Lunch was on our agenda and we googled top resturants in/near Homestead, FL prior to leaving home. Havana Spice was highly rated.

The cuban bread looks so simple yet is so tasty. We didn’t really need the plantain chips, but, we did. There was nothing left on the plate OR in the basket either.

What else could I order but a cubano sandwich. Easily the best cuban sandwich I’ve had. What made it special??? The roasted pork sandwiched in with the ham, cuban bread and cheese – and then pressed. There was a garlicky aoli that was part of the sandwich – yum.

Eric also had pork, but in a different way. He had more of an entre’ with black beans, rice and fried plantains. Both of us had waaaaaaay too much food. If we had been home, there definitely would have been leftovers for another meal.
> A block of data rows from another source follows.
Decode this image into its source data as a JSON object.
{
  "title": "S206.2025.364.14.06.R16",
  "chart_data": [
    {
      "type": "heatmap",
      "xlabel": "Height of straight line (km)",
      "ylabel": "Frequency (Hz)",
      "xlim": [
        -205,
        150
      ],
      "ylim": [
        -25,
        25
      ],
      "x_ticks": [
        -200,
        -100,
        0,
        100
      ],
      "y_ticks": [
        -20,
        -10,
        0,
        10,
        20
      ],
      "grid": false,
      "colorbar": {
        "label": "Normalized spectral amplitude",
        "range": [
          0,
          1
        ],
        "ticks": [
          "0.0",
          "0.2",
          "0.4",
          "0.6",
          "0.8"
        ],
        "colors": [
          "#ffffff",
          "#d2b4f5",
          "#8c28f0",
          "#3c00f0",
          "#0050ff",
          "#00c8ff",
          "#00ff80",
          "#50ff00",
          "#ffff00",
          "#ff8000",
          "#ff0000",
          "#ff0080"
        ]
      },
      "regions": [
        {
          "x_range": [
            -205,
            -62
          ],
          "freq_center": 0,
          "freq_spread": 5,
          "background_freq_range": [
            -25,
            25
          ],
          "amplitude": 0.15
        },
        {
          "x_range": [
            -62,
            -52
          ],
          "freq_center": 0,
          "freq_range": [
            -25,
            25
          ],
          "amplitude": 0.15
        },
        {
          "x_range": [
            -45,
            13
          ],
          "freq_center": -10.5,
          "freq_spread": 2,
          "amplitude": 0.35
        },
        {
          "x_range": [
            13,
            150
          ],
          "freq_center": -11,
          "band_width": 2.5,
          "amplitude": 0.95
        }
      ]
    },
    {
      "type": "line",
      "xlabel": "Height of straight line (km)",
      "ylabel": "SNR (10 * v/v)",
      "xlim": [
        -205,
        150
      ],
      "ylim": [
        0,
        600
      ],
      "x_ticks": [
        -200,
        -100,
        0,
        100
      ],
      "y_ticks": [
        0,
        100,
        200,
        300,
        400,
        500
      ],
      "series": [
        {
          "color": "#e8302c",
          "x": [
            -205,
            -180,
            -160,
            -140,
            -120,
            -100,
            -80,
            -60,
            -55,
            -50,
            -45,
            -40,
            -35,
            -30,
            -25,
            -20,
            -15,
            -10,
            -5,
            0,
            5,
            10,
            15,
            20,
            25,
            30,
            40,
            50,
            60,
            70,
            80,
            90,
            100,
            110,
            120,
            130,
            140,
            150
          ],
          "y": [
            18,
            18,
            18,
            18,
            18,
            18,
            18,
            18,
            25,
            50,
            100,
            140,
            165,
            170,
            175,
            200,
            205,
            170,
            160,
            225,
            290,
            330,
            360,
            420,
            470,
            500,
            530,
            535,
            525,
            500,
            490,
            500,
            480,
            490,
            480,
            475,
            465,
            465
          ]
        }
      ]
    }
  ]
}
Don’t think I mentioned the decor – very kitschy. We were lucky enough to sit outside under cover from any of the short-lived passing rain showers.
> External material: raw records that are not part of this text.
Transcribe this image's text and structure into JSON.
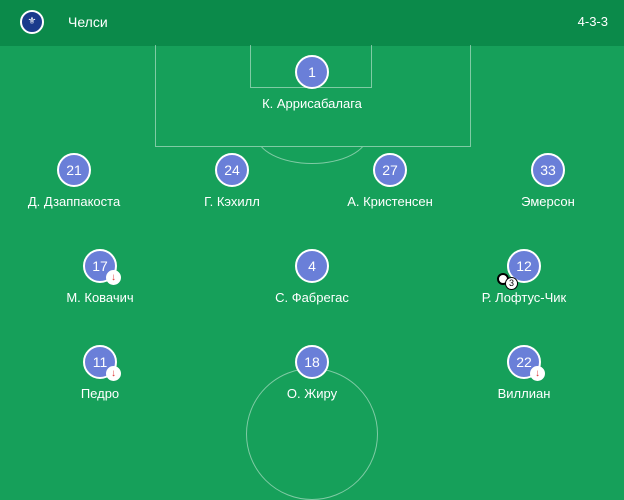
{
  "header": {
    "team": "Челси",
    "formation": "4-3-3",
    "crest_icon": "chelsea-crest"
  },
  "colors": {
    "header": "#0b8a4a",
    "pitch": "#16a05a",
    "player": "#6a7fd8",
    "sub_arrow": "#dd3333"
  },
  "players": [
    {
      "number": "1",
      "name": "К. Аррисабалага"
    },
    {
      "number": "21",
      "name": "Д. Дзаппакоста"
    },
    {
      "number": "24",
      "name": "Г. Кэхилл"
    },
    {
      "number": "27",
      "name": "А. Кристенсен"
    },
    {
      "number": "33",
      "name": "Эмерсон"
    },
    {
      "number": "17",
      "name": "М. Ковачич",
      "substituted": true
    },
    {
      "number": "4",
      "name": "С. Фабрегас"
    },
    {
      "number": "12",
      "name": "Р. Лофтус-Чик",
      "goals": "3"
    },
    {
      "number": "11",
      "name": "Педро",
      "substituted": true
    },
    {
      "number": "18",
      "name": "О. Жиру"
    },
    {
      "number": "22",
      "name": "Виллиан",
      "substituted": true
    }
  ]
}
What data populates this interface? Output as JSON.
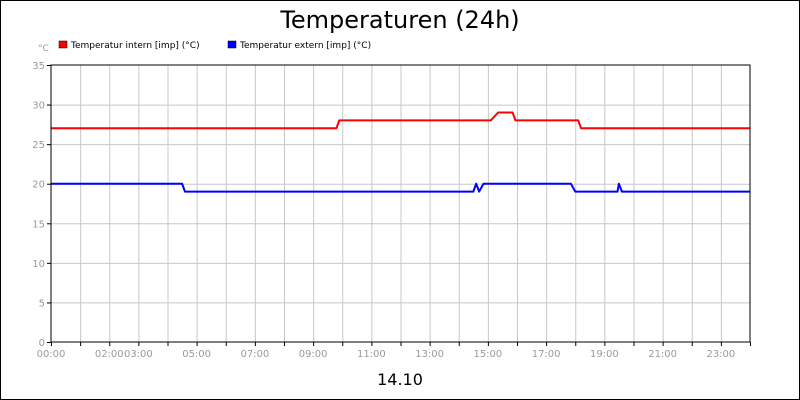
{
  "chart_data": {
    "type": "line",
    "title": "Temperaturen (24h)",
    "date_label": "14.10",
    "ylabel": "°C",
    "xlabel": "",
    "xlim": [
      0,
      24
    ],
    "ylim": [
      0,
      35
    ],
    "yticks": [
      0,
      5,
      10,
      15,
      20,
      25,
      30,
      35
    ],
    "grid": true,
    "legend_position": "top-left",
    "xticks": [
      {
        "x": 0,
        "label": "00:00"
      },
      {
        "x": 2,
        "label": "02:00"
      },
      {
        "x": 3,
        "label": "03:00"
      },
      {
        "x": 5,
        "label": "05:00"
      },
      {
        "x": 7,
        "label": "07:00"
      },
      {
        "x": 9,
        "label": "09:00"
      },
      {
        "x": 11,
        "label": "11:00"
      },
      {
        "x": 13,
        "label": "13:00"
      },
      {
        "x": 15,
        "label": "15:00"
      },
      {
        "x": 17,
        "label": "17:00"
      },
      {
        "x": 19,
        "label": "19:00"
      },
      {
        "x": 21,
        "label": "21:00"
      },
      {
        "x": 23,
        "label": "23:00"
      }
    ],
    "series": [
      {
        "name": "Temperatur intern [imp] (°C)",
        "color": "#ff0000",
        "points": [
          [
            0,
            27
          ],
          [
            9.8,
            27
          ],
          [
            9.9,
            28
          ],
          [
            15.1,
            28
          ],
          [
            15.35,
            29
          ],
          [
            15.85,
            29
          ],
          [
            15.95,
            28
          ],
          [
            18.1,
            28
          ],
          [
            18.2,
            27
          ],
          [
            24,
            27
          ]
        ]
      },
      {
        "name": "Temperatur extern [imp] (°C)",
        "color": "#0000ff",
        "points": [
          [
            0,
            20
          ],
          [
            4.5,
            20
          ],
          [
            4.6,
            19
          ],
          [
            14.5,
            19
          ],
          [
            14.6,
            20
          ],
          [
            14.7,
            19
          ],
          [
            14.85,
            20
          ],
          [
            17.85,
            20
          ],
          [
            18.0,
            19
          ],
          [
            19.45,
            19
          ],
          [
            19.5,
            20
          ],
          [
            19.6,
            19
          ],
          [
            24,
            19
          ]
        ]
      }
    ]
  }
}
The car pictured above is part of their charm. There were a number of older cars parked around to give you the ‘Havana’ feel.

This guy watched us eat our delicious lunch.

Dessert?!? This was something we had already planned while still at home. We headed to Robert is Here. It was a short 5 minute drive from Havana Spice.

It is a family institution that has (seriously) grown and expanded since the last time we were in this area – 20+ years ago. Have I mentioned that already? Truly, it was a corner fruit stand where all the locals picked up their fresh groceries and the fruit stand made shakes out of the excess fruit. They still have plenty of fruit and veggies. Here’s a small sampling.

Interesting story about the name ‘Robert is Here’. Google it. And yes, Robert is still working, he’s the one in the dark green shirt.

So you’ve seen a few shots of the fruits, now take a short look at their products. They have row after row after shelf after shelf with their own bottled product. The shot below is a small snippet of their items.

Along the front of the market, they had buckets and buckets of sunflowers. Loved them!

Let’s get to the REAL reason we came – the shakes…….actually we all ended up with smoothies! Ha! The smoothies were sweet enough. I can’t image how sweet the shake would have been. It was a process as you can see on the sign.

Walking to the front of the market, there was a l.o.n.g. line, just to order your desired drinks. I wandered off and heard someone say ‘that’s didn’t take long’. I’m sure that Eric was ready to turn around and keep driving but he had come to the same conclusion just watching the line. We ultimately ended up with three different flavors. Mine was the bright orange cup in the center (mamey sapote). Eric’s was the creamy cup on the left (guanabana) with Adrienne getting a mango smoothie.

Back on the road, we continued south. We expected traffic and we got it. 😦 Luckily we had stretches where 4 lanes existed and we could pick up the pace. Eventually we got to the source of this back-up ……….gawkers checking out a group of boaters on the water. Really people?